Vitalité des arts et musiques colorées
Lorsque l'on parle du Congo, on pense invariablement à la musique. On pense à la rumba des Bantous de la Capitale ou de Pamelo Mounka, au Yeke-Yeke de Franklyn Boukaka, aux mélodies de Jacques Loubelo, aux gospels des Cheveux Crépus ou des Palatas Singers, à l'afro jazz des M'bamina, au soukouss d'Aurlus Mabélé ou d'Extra-Musica, au rap tropicalisé du Bisso na Bisso, bref, on n'en finit plus de penser à une musique colorée de sonorités enivrantes. On oublie cependant trop souvent que le Congo est un pays de grande littérature. Il détient à lui seul pas moins de 10 grands prix littéraires d'Afrique noire.

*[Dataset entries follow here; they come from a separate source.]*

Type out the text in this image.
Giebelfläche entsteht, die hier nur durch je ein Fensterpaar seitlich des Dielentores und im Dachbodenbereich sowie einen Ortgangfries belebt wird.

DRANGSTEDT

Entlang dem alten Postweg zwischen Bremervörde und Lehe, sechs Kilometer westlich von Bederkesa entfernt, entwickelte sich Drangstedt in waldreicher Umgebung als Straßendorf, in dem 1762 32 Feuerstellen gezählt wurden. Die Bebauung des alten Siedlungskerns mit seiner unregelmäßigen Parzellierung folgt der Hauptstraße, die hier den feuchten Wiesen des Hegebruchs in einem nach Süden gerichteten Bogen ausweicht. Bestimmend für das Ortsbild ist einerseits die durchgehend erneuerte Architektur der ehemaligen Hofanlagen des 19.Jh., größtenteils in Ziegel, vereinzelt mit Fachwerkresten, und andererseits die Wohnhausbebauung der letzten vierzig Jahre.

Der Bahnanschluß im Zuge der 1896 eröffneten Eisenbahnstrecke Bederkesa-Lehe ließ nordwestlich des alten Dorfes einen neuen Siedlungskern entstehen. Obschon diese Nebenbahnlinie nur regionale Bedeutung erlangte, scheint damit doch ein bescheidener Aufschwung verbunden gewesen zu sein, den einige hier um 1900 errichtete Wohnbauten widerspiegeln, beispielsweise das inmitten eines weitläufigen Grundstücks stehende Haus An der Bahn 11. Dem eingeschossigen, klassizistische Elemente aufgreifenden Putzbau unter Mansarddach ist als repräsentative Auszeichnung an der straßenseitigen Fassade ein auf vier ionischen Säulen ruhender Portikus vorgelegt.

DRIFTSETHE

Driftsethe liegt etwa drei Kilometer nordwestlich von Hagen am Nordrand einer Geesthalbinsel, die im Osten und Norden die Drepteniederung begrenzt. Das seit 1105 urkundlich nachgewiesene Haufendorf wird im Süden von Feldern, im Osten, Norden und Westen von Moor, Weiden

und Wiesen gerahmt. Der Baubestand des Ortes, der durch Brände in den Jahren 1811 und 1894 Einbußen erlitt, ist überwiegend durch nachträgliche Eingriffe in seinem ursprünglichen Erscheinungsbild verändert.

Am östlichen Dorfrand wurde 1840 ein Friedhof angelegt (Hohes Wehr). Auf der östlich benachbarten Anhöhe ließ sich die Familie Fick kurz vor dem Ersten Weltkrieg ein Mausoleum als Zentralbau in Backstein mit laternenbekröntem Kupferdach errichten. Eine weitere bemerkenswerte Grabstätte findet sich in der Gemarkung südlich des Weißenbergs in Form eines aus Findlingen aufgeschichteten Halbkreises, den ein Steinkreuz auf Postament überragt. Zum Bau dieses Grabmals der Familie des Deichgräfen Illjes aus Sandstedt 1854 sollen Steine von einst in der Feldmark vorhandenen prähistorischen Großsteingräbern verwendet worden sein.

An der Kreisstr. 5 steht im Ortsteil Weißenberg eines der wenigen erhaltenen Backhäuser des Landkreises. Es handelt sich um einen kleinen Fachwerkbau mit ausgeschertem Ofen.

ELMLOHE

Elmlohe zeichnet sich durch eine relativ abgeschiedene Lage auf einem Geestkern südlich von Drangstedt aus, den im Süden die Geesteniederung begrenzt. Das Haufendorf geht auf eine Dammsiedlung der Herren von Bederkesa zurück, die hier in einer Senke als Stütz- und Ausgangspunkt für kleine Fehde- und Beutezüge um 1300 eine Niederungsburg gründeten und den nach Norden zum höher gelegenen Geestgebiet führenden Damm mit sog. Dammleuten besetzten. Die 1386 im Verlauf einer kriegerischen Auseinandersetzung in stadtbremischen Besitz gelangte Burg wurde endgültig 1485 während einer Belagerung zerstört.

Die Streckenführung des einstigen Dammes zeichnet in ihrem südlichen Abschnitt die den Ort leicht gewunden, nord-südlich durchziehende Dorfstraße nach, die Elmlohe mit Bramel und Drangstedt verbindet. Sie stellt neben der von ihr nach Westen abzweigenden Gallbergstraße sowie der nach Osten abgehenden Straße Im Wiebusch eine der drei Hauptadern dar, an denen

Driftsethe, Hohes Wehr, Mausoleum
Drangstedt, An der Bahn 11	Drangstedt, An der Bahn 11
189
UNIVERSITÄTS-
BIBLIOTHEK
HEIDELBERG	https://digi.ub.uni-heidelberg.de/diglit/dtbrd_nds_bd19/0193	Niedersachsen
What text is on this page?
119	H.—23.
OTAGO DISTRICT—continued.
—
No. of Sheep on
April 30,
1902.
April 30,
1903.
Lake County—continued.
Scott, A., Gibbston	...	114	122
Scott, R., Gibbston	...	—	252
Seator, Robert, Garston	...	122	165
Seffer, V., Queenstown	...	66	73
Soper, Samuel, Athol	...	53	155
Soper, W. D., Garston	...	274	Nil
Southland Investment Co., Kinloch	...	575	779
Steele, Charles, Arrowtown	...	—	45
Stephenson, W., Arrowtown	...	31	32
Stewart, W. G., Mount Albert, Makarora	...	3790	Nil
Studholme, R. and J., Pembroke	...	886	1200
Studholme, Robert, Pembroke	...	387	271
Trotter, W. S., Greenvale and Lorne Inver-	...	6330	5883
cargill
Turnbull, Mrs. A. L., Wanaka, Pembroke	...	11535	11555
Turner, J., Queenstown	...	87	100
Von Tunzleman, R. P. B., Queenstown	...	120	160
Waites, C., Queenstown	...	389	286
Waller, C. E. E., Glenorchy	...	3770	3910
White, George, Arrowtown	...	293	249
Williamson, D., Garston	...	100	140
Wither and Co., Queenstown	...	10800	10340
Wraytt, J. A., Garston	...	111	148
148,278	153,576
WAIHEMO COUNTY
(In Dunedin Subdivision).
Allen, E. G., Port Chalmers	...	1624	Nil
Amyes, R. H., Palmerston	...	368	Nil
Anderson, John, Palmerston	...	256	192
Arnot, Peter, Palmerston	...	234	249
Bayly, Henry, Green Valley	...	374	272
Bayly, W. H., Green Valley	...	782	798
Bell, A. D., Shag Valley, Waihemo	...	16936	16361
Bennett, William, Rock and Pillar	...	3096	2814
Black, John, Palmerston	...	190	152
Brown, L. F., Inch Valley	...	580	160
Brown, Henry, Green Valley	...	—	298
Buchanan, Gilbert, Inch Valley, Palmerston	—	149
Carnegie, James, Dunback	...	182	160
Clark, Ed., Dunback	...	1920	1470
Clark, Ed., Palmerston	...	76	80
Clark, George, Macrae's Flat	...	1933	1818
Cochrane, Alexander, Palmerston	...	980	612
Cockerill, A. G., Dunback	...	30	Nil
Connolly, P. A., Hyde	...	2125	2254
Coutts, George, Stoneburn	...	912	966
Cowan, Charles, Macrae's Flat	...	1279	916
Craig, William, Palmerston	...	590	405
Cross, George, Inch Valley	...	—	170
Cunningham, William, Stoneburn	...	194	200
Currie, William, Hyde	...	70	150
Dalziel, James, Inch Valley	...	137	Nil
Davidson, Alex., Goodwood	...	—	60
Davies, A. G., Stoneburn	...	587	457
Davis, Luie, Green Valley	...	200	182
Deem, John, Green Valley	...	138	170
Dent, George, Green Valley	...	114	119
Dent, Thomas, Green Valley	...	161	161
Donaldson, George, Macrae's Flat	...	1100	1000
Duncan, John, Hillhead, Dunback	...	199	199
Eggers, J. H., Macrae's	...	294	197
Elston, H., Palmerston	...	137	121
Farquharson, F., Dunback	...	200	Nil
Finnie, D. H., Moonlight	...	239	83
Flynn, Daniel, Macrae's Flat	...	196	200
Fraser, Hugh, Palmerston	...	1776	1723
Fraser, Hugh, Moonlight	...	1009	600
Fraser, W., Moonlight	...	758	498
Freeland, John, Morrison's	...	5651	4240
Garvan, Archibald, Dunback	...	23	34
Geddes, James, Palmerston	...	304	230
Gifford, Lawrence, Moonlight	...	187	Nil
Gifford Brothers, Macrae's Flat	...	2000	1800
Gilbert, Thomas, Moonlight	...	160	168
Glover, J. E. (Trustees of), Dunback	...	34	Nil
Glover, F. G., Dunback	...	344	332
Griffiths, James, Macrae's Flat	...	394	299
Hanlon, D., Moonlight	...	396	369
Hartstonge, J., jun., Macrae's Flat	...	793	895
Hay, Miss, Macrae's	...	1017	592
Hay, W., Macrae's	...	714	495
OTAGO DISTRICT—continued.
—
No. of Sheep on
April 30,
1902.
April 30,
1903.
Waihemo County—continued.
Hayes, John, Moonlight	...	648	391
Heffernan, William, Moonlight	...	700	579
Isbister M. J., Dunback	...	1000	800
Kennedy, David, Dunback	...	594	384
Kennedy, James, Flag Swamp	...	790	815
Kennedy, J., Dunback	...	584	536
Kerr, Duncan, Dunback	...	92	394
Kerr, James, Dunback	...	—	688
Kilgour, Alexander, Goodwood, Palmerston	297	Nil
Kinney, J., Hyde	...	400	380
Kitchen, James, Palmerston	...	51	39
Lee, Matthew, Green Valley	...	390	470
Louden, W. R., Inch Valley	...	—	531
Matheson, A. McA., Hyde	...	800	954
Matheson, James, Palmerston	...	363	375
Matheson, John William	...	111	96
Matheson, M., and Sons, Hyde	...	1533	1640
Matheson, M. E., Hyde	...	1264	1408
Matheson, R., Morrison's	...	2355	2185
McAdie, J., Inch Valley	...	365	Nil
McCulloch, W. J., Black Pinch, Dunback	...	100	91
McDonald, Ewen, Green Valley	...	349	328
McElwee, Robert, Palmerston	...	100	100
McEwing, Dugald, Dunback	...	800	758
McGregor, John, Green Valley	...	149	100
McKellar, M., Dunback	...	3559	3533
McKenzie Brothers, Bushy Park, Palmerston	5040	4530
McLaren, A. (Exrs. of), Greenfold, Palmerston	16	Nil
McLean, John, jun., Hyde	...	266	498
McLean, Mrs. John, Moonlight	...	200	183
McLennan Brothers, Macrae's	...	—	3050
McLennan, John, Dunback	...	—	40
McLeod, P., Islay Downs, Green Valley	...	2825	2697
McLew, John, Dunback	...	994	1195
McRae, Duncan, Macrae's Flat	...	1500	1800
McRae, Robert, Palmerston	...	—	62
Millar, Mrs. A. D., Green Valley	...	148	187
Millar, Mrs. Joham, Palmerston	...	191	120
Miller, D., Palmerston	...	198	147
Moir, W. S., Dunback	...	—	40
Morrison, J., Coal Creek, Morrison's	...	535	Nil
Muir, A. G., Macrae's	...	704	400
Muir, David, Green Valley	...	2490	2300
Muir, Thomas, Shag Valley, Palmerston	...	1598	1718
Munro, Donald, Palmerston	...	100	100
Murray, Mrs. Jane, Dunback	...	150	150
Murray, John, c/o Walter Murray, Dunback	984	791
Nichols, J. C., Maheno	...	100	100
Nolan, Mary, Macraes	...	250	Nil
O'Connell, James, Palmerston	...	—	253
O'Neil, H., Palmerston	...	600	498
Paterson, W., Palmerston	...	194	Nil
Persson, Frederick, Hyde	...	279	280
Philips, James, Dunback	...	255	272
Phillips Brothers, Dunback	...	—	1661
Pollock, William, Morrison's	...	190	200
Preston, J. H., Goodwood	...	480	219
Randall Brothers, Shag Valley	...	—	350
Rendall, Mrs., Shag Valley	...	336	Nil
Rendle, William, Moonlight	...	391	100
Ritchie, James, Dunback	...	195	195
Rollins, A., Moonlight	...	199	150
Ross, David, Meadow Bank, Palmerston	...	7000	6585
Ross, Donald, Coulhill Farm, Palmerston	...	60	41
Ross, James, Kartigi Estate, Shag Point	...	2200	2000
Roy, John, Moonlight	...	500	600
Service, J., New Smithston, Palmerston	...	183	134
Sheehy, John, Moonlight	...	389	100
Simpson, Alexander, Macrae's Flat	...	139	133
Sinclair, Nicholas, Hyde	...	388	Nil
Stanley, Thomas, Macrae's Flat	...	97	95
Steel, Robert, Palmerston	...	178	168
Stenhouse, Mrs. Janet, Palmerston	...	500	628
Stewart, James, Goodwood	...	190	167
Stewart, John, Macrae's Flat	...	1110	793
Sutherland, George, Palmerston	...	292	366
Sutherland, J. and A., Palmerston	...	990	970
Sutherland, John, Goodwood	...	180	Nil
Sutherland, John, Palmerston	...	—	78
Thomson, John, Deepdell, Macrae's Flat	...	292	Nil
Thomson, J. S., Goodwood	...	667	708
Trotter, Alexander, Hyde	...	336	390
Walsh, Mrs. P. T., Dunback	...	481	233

De Tchicaya U Tamsi à Jean-Baptiste Tati Loutard en passant par Henri Lopes, Sony Labou Tansi et Sylvain M'bemba, le Congo a produit des auteurs d'une créativité luxuriante et dont les œuvres constituent incontestablement des contributions majeures au patrimoine culturel de l'humanité.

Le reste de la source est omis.